According to law enforcement officials, Shane Hampton utilized an automated trading bot provided by a third-party company to manipulate the Hydro rate on a prominent American cryptocurrency exchange. From October 2018 to April 2019, deceptive token orders were placed, resulting in fictitious transactions amounting to $7 million, with $300 million being attributed to Hydro tokens alone. This fraudulent activity enticed retail investors to purchase the tokens, leading to Hydrogen Technology selling its inventory of coins for $1.5 million within seven months.

Hampton is expected to receive his sentencing on April 29th. He could face up to five years in prison for stock manipulation and 20 years in prison for conspiracy to commit wire fraud.

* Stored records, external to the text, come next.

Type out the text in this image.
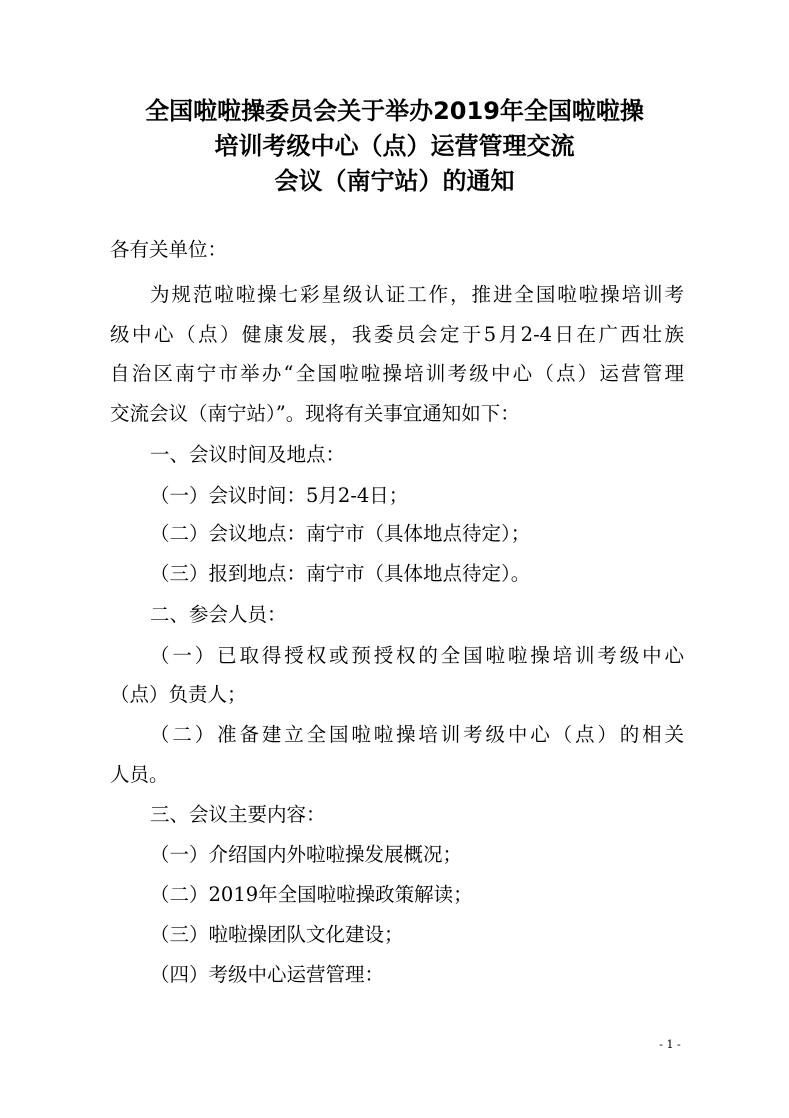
全国啦啦操委员会关于举办2019年全国啦啦操
培训考级中心（点）运营管理交流
会议（南宁站）的通知
各有关单位：
为规范啦啦操七彩星级认证工作，推进全国啦啦操培训考
级中心（点）健康发展，我委员会定于5月2-4日在广西壮族
自治区南宁市举办“全国啦啦操培训考级中心（点）运营管理
交流会议（南宁站）”。现将有关事宜通知如下：
一、会议时间及地点：
（一）会议时间：5月2-4日；
（二）会议地点：南宁市（具体地点待定）；
（三）报到地点：南宁市（具体地点待定）。
二、参会人员：
（一）已取得授权或预授权的全国啦啦操培训考级中心
（点）负责人；
（二）准备建立全国啦啦操培训考级中心（点）的相关
人员。
三、会议主要内容：
（一）介绍国内外啦啦操发展概况；
（二）2019年全国啦啦操政策解读；
（三）啦啦操团队文化建设；
（四）考级中心运营管理：
- 1 -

Hydrogen Technology has been involved in previous legal disputes with the US Securities and Exchange Commission (SEC). In the past, the company was ordered by a court to pay a $2.8 million fine due to its CEO, Michael Kane, being found guilty of manipulating the price of its own token and engaging in illegal profiteering. Additionally, Hydrogen Technology engineer Andrew Chorlian has also pleaded guilty to fraud charges. Kane and Chorlian are awaiting their respective sentencing.

Not only is the SEC targeting the individuals behind fraudulent cryptocurrency schemes, but they are also pursuing major cryptocurrency exchanges such as Coinbase and Binance. Bloomberg analyst Elliott Stein believes that Coinbase stands a strong chance of prevailing against the regulator in court.